Texas wants to put more autonomous vehicles on the road
Like a mirage on a sun-beaten West Texas highway, the future of autonomous vehicles in Texas isn’t altogether clear. A new state effort hopes to clear up the prospect of an increasingly connected fleet of vehicles on the road.
The Texas Department of Transportation announced yesterday that it’s forming a task force to bring more investment in autonomous and connected vehicles to the state, aimed at being a “one-stop resource for information and coordination on all ongoing projects, investments and initiatives in Texas.”
“Our goal is to further build on the momentum already established,” said TxDOT Executive Director James Bass in a press release. “We look forward to furthering these important efforts as connected and autonomous vehicles become reality.”
The state has had a law allowing autonomous vehicles to test and even drive on Texas roads and rights of way since 2017, when lawmakers passed a bill requiring the vehicles to follow the rules of the road and have video-monitoring capability and insurance.

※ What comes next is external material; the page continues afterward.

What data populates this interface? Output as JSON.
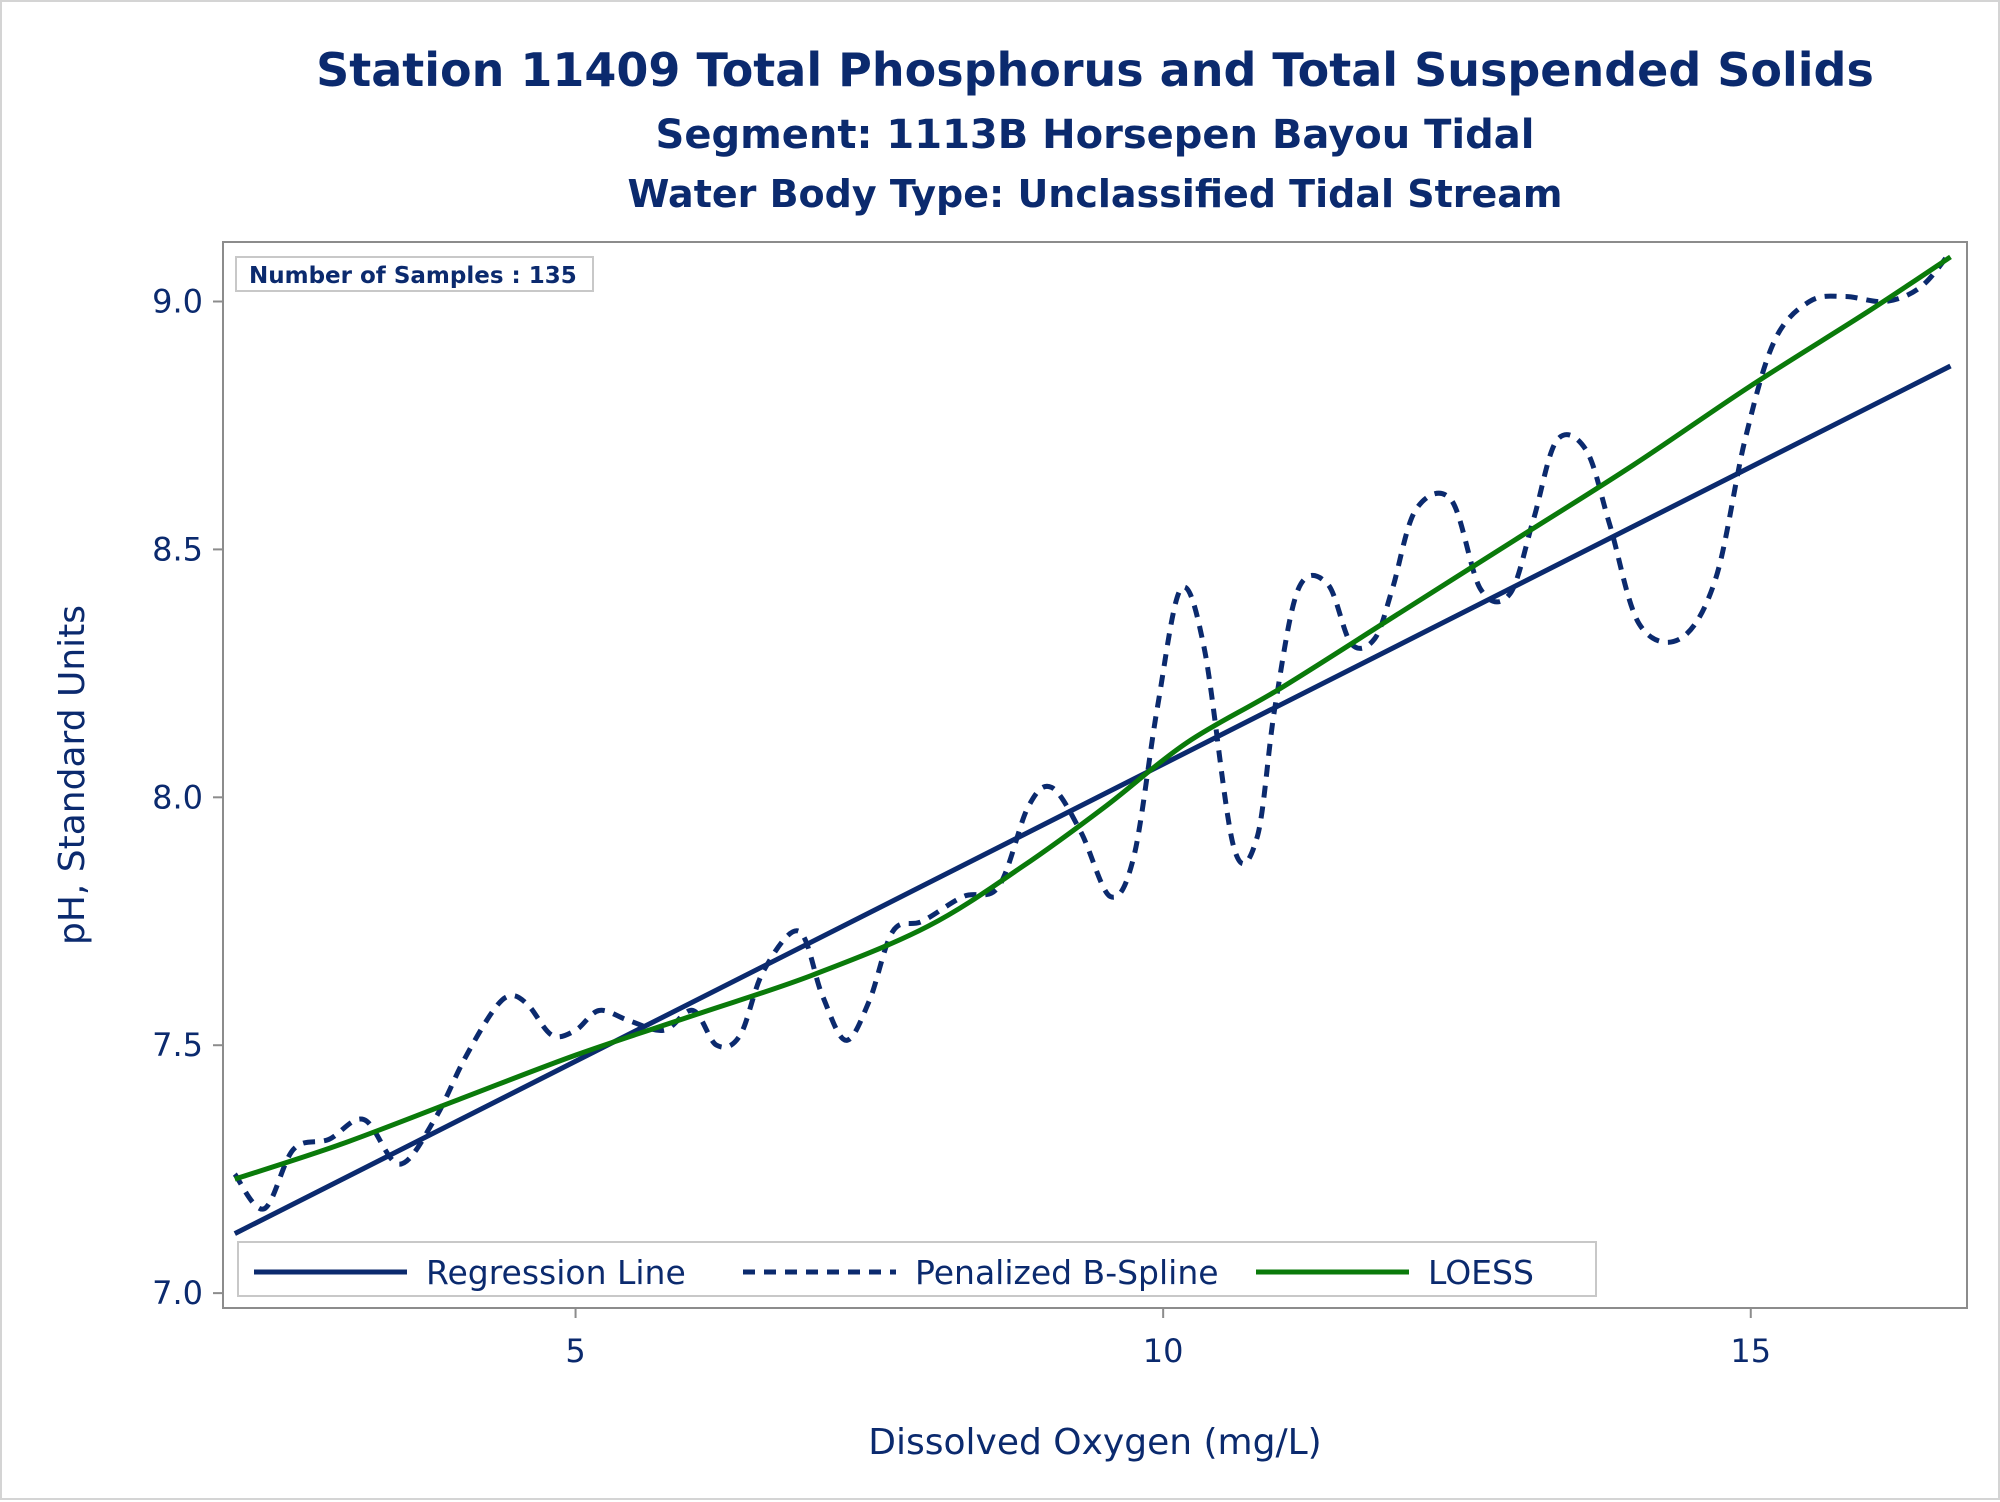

In Austin, Google’s Waymo has been testing autonomous vehicles since 2015, when it had its first truly driverless car ride in Northeast Austin. More recently, the city partnered with INRIX last summer on a platform that will let the city identify traffic rules and obstructions on a road-by-road basis and then share that data with autonomous vehicle providers. In North Texas, California-based Drive.ai began testing its driverless service last summer in Frisco.
So far this legislative session, two bills have been filed to tweak Texas’ self-driving car laws. One would increase liability of manufacturers in the event of a crash involving an automated vehicle, and another would require providers to equip vehicles with a failure alert system and the latest software.